Le démon par Thérèse d'Avila
Extrait du
livre La vie de Thérèse d’Avila ch. 25
(…)
Autres signes de l'action du démon. Tous les biens semblent se cacher et s'enfuir de l'âme; le dégoût et le trouble s'emparent d'elle; aucun bon effet n'est produit. L'ennemi semble inspirer des désirs, mais ils sont sans vigueur; l'humilité qu'il laisse est fausse, inquiète et sans douceur. Tout cela, je crois, sera compris d'une âme qui aura éprouvé les effets du bon esprit. Néanmoins, le démon peut en cette matière nous tendre bien des pièges. Aussi, il n'y a pas sur ce point de faveur si assurée, qu'il ne soit plus sûr encore de craindre, de nous tenir sur nos gardes, et d'avoir un maître éclairé auquel notre âme soit entièrement ouverte. Avec de telles précautions, il ne peut nous arriver aucun mal.
Autres signes de l'action du démon. Tous les biens semblent se cacher et s'enfuir de l'âme; le dégoût et le trouble s'emparent d'elle; aucun bon effet n'est produit. L'ennemi semble inspirer des désirs, mais ils sont sans vigueur; l'humilité qu'il laisse est fausse, inquiète et sans douceur. Tout cela, je crois, sera compris d'une âme qui aura éprouvé les effets du bon esprit. Néanmoins, le démon peut en cette matière nous tendre bien des pièges. Aussi, il n'y a pas sur ce point de faveur si assurée, qu'il ne soit plus sûr encore de craindre, de nous tenir sur nos gardes, et d'avoir un maître éclairé auquel notre âme soit entièrement ouverte.

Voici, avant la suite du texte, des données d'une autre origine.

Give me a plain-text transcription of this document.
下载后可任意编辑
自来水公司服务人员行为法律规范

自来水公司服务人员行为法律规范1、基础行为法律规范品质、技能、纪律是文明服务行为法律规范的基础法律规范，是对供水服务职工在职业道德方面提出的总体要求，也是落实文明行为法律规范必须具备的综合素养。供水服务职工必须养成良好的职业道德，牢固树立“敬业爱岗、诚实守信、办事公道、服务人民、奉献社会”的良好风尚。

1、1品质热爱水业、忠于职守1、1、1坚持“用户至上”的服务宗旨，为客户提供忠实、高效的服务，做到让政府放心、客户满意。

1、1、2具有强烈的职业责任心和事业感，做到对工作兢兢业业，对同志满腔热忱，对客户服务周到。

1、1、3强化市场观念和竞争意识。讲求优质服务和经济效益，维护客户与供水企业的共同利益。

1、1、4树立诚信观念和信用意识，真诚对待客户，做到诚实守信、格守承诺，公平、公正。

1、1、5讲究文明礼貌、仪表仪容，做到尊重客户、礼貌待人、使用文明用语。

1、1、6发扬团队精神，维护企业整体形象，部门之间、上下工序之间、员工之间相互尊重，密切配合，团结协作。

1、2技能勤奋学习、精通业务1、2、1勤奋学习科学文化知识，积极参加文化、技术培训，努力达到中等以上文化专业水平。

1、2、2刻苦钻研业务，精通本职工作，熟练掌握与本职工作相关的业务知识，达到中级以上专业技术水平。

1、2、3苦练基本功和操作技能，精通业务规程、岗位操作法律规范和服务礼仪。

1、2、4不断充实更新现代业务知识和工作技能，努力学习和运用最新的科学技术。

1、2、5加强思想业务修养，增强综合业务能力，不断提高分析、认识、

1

Avec de telles précautions, il ne peut nous arriver aucun mal.
Quant à moi, j'ai eu beaucoup à souffrir des craintes excessives de
certaines personnes, surtout dans la circonstance que je vais rapporter.
Plusieurs d'entre elles à qui, pour de bons motifs, j'accordais pleine
confiance, s'étaient assemblées à mon occasion. Je ne m'ouvrais d'ordinaire
qu'à mon confesseur; cependant, sur son ordre, je parlais aussi quelquefois à
d'autres. Ceux-ci avaient pour moi beaucoup de dévouement, et craignaient que
je ne fusse trompée par le démon. Je le craignais extrêmement aussi quand
j'étais hors de l'oraison; car, pendant l'oraison même, Notre Seigneur, en
m'accordant quelque grâce, daignait me rassurer. Je crois qu'ils étaient cinq
ou six, tous grands serviteurs de Dieu. Mon confesseur me déclara qu'ils
prononçaient tous, d'un commun accord, que ce que j'éprouvais venait du démon;
ainsi, d'après eux, je devais communier plus rarement, et me distraire de
manière à éviter la solitude. J'étais craintive à l'excès; les souffrances du
cœur auxquelles j'étais sujette contribuaient encore à augmenter cette
disposition, de sorte que souvent, même en plein jour, je n'osais rester seule.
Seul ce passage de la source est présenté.